Police Scotland loses FOI challenge over number of intelligence sources
Police Scotland has lost a legal case over a freedom of information challenge, The Press and Journal reports.
The single force had refused to tell a journalist how many covert human intelligence sources it had established since its inception in 2013.
However, in October, Scottish Information Commissioner Rosemary Agnew found that the exemptions allowing the force to withhold information had been wrongly applied.
Freedom of information rules require that public authorities holding information give it to the person requesting it subject to a number of exemptions, including where such disclosure would substantially prejudice prevention or detection of crime or where it could endanger a person’s health and safety.
Chief Constable Philip Gormley appealed the decision to the Court of Session.

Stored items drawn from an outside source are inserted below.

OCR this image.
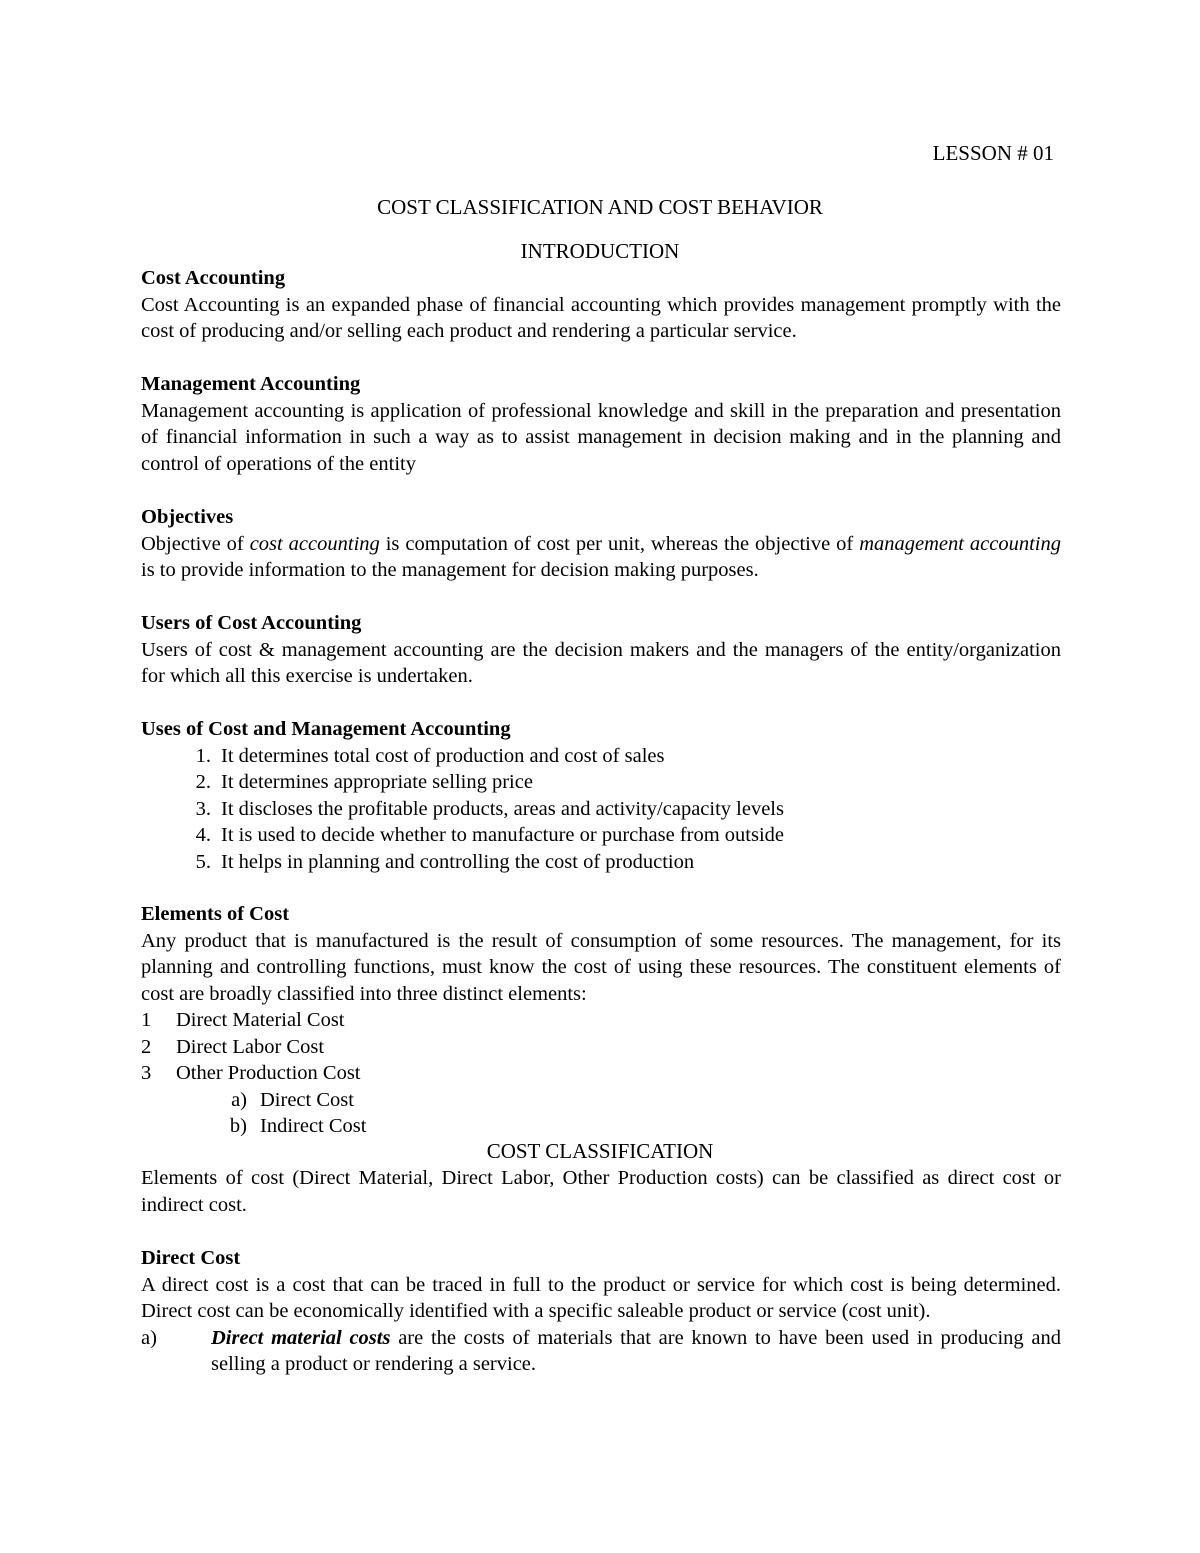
LESSON # 01
COST CLASSIFICATION AND COST BEHAVIOR
INTRODUCTION
Cost Accounting
Cost Accounting is an expanded phase of financial accounting which provides management promptly with the cost of producing and/or selling each product and rendering a particular service.
Management Accounting
Management accounting is application of professional knowledge and skill in the preparation and presentation of financial information in such a way as to assist management in decision making and in the planning and control of operations of the entity
Objectives
Objective of cost accounting is computation of cost per unit, whereas the objective of management accounting is to provide information to the management for decision making purposes.
Users of Cost Accounting
Users of cost & management accounting are the decision makers and the managers of the entity/organization for which all this exercise is undertaken.
Uses of Cost and Management Accounting
1. It determines total cost of production and cost of sales
2. It determines appropriate selling price
3. It discloses the profitable products, areas and activity/capacity levels
4. It is used to decide whether to manufacture or purchase from outside
5. It helps in planning and controlling the cost of production
Elements of Cost
Any product that is manufactured is the result of consumption of some resources. The management, for its planning and controlling functions, must know the cost of using these resources. The constituent elements of cost are broadly classified into three distinct elements:
1	Direct Material Cost
2	Direct Labor Cost
3	Other Production Cost
a) Direct Cost
b) Indirect Cost
COST CLASSIFICATION
Elements of cost (Direct Material, Direct Labor, Other Production costs) can be classified as direct cost or indirect cost.
Direct Cost
A direct cost is a cost that can be traced in full to the product or service for which cost is being determined. Direct cost can be economically identified with a specific saleable product or service (cost unit).
a)	Direct material costs are the costs of materials that are known to have been used in producing and selling a product or rendering a service.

Counsel for the chief constable, Jonathan Barne, told the court: “Police Scotland put forward material they thought was sufficient. They raised these issues. The commissioner said: ‘That’s all too vague.’
“In my submission, in the context of this case and the potential repercussions, the commissioner was acting unreasonably.
“What we have are the people at the coal face saying to the commissioner: ‘These are the effects we anticipate will occur as a result of this information being disclosed’.”
But David Johnston QC, for the commissioner, stated that the request sought a single number for a period of three years and no additional breakdown of data.
He said: “On the material before her, the commissioner was entitled to reach the decision that she did that these exemptions were not made out on the material that had been advanced to support them.”
Judges refused Mr Gormley’s appeal, saying they were satisfied with the commissioner’s reasons for her decision.